The grant will fund the replacement of two culverts in the 600 block of Norris Drive.

Public Works Director Matt Morasch said the project will go out to bid, but can't be started until November, at the soonest.

"You have to work between November and March on this because of some endangered species issues with bats," he said. "If you cut down the wrong trees, there can be bats nesting in them and then even a sturgeon concern coming up the river."

The $243,750 grant requires a 25 percent match, which would be $81,250. In total, the project will cost around $325,000.

Morasch said the city's portion of funding would come from Sales Tax G money.

The area flooded several years ago, he said, and one of the area residents had flooding in his home.

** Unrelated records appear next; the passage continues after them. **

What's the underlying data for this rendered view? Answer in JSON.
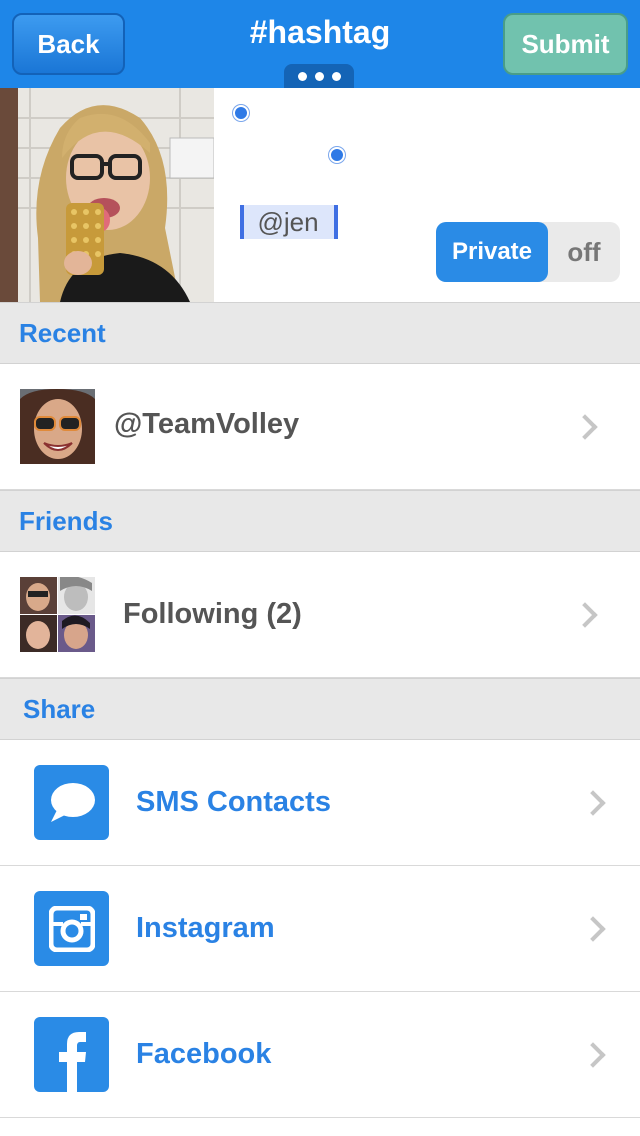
{
  "header": {
    "back_label": "Back",
    "title": "#hashtag",
    "submit_label": "Submit"
  },
  "composer": {
    "mention_text": "@jen",
    "privacy_toggle": {
      "on_label": "Private",
      "off_label": "off",
      "state": "Private"
    }
  },
  "sections": {
    "recent": {
      "title": "Recent",
      "items": [
        {
          "label": "@TeamVolley"
        }
      ]
    },
    "friends": {
      "title": "Friends",
      "items": [
        {
          "label": "Following (2)"
        }
      ]
    },
    "share": {
      "title": "Share",
      "items": [
        {
          "label": "SMS Contacts",
          "icon": "chat-bubble-icon"
        },
        {
          "label": "Instagram",
          "icon": "instagram-icon"
        },
        {
          "label": "Facebook",
          "icon": "facebook-icon"
        }
      ]
    }
  },
  "colors": {
    "accent": "#1e86e8",
    "submit": "#71c2ae",
    "section_bg": "#e8e8e8",
    "link_text": "#2a82e4"
  }
}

He said the area also experienced flooding with the flash flood warnings at the end of last month.

"We went out to look at the culvert and found we have a culvert that is in disrepair, not unlike many out there," Morasch said. "There's two large pipes out there, one of them the end had basically rusted and kind of caved in."

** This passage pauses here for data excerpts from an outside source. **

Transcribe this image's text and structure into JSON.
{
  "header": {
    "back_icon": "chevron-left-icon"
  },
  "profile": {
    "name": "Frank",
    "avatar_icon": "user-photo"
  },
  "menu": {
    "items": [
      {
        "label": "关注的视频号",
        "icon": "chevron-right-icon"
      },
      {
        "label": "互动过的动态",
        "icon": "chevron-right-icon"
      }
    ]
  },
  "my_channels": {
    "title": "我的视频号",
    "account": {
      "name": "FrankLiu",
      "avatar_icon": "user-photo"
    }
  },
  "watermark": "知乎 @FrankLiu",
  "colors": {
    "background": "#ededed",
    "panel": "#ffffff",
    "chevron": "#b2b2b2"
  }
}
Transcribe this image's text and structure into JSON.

The situation fit the criteria for the Hazard Mitigation Grant Program, he said, so the city applied for it.

"The other option was we just have to fix it completely by ourselves and with city money," Morasch said. "We felt like this was our best opportunity to get that grant because there was somebody directly affected."

The Public Works and Planning Commission plans to discuss stormwater issues in general and take public comment at its 7:30 a.m. Thursday meeting at City Hall. The meeting will also be virtual.

Overlay work

The city is also in the process of planning for this year's mill and overlay project.

City Council is expected to vote on the project at its July 19 meeting.

If approved, the city would spend $987,787 with Jefferson Asphalt to update an estimated 16.5 miles of road around Jefferson City.

The city allots $1.2 million to the project annually from the half-cent sales tax.